Work and heat in thermodynamic processes – select the correct statement Which of the following statements is correct regarding reversible/irreversible work and the nature of thermodynamic quantities?

Introduction / Context:
Comparing different processes for ideal gases (isothermal vs. adiabatic) and understanding state vs. path functions are foundational for cycle analysis and equipment design (compressors, expanders, engines).

Given Data / Assumptions:

• Ideal gas behavior for qualitative comparisons.
• Same initial state and same final volume are considered for work comparison.
• Reversible paths maximize work magnitude for a given change.

Concept / Approach:
For a reversible expansion from the same initial state to the same final volume, the isothermal path has higher pressures at any intermediate volume than the adiabatic path; thus the area under the P–V curve (work by the gas) is larger for the isothermal case. Therefore, reversible adiabatic work (by the gas) is less than reversible isothermal work to the same V2. Also, reversible work magnitude exceeds irreversible work for the same endpoints. Finally, heat and work are path functions, whereas enthalpy and entropy are state functions.

Step-by-Step Solution:

Verification / Alternative check:
Using ideal-gas formulas, W_rev,isothermal = nRT ln(V2/V1), whereas W_rev,adiabatic = (P1V1 − P2V2)/(γ − 1).

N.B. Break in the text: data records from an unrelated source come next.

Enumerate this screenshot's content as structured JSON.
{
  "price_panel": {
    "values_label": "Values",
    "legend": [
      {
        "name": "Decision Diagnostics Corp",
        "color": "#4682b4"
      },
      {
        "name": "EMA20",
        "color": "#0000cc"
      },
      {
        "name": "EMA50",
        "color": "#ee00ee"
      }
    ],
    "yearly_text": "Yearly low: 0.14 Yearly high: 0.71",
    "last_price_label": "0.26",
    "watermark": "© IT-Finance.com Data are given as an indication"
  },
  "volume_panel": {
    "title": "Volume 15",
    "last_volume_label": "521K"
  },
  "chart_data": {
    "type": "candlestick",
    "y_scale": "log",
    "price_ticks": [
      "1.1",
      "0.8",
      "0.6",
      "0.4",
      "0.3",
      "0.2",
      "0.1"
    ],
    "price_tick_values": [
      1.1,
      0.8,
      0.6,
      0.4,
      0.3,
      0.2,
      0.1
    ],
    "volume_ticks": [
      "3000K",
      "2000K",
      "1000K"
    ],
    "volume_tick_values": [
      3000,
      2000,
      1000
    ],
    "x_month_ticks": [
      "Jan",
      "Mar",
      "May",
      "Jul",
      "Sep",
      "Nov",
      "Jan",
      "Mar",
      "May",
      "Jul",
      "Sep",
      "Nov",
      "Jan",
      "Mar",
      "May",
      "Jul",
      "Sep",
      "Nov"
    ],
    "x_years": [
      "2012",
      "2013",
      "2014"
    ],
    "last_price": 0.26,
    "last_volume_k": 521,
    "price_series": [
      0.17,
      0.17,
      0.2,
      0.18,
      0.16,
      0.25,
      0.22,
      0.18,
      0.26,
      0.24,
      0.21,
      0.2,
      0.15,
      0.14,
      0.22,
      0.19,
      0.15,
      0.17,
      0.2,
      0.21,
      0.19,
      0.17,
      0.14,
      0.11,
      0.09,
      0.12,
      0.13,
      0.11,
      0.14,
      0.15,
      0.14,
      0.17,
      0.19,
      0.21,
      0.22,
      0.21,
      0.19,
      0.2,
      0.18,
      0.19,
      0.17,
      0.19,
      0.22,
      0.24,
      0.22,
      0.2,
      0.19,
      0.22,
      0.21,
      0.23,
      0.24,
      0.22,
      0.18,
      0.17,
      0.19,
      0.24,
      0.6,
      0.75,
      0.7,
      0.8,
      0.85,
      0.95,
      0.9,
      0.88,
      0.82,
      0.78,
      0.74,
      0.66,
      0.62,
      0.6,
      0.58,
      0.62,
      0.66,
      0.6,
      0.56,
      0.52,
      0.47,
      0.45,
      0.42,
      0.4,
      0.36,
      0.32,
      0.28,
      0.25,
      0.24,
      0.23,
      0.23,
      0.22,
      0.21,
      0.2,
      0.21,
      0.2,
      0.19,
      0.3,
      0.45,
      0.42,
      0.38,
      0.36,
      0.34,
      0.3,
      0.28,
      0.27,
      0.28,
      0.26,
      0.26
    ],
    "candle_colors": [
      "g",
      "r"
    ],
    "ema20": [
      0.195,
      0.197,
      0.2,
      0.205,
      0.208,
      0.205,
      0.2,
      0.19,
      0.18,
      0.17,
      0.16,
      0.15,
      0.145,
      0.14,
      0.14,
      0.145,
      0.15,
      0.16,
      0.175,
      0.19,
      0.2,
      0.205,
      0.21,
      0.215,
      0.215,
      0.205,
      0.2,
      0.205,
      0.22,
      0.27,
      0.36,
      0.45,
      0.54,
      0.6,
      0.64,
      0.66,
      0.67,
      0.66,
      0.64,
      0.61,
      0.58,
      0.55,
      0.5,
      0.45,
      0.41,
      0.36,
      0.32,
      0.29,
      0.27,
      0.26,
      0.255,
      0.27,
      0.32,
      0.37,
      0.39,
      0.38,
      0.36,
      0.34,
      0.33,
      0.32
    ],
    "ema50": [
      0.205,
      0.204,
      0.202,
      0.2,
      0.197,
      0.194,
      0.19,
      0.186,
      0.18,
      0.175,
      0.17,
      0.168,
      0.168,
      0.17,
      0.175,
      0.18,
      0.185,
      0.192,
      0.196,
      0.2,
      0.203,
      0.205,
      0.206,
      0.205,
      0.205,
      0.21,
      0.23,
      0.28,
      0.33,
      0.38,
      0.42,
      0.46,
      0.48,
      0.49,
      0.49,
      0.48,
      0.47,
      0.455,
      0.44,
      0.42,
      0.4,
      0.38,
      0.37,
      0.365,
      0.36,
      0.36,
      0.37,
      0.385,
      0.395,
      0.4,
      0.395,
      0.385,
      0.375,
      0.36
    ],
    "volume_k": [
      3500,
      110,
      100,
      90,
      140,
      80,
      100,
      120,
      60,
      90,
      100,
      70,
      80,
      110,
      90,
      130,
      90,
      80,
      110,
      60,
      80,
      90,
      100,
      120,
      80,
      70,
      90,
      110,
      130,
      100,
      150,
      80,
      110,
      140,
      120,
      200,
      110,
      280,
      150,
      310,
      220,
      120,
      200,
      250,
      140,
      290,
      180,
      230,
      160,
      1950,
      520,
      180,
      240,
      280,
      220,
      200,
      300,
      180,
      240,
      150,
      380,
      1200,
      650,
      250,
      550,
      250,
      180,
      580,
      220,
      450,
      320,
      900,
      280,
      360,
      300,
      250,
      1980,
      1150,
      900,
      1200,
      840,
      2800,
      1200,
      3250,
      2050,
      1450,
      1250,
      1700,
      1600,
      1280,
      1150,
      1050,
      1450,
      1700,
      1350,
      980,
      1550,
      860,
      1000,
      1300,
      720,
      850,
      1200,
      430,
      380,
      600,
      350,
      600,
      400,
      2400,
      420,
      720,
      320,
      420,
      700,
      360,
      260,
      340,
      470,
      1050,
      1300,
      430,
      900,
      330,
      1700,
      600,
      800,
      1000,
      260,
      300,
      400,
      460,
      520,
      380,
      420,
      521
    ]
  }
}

For the same V2/V1, the isothermal work is larger.

Why Other Options Are Wrong:

• Irreversible work more than reversible: False; reversible is maximum (for work output).
• All four are state functions: False; heat and work are not state functions.
• Closed system cannot exchange energy: False; it exchanges energy (heat/work) but not matter.

Common Pitfalls:
Comparing to the same final pressure instead of the same final volume; mixing up sign conventions for work.

Final Answer:
Under reversible conditions, the adiabatic work is less than isothermal work.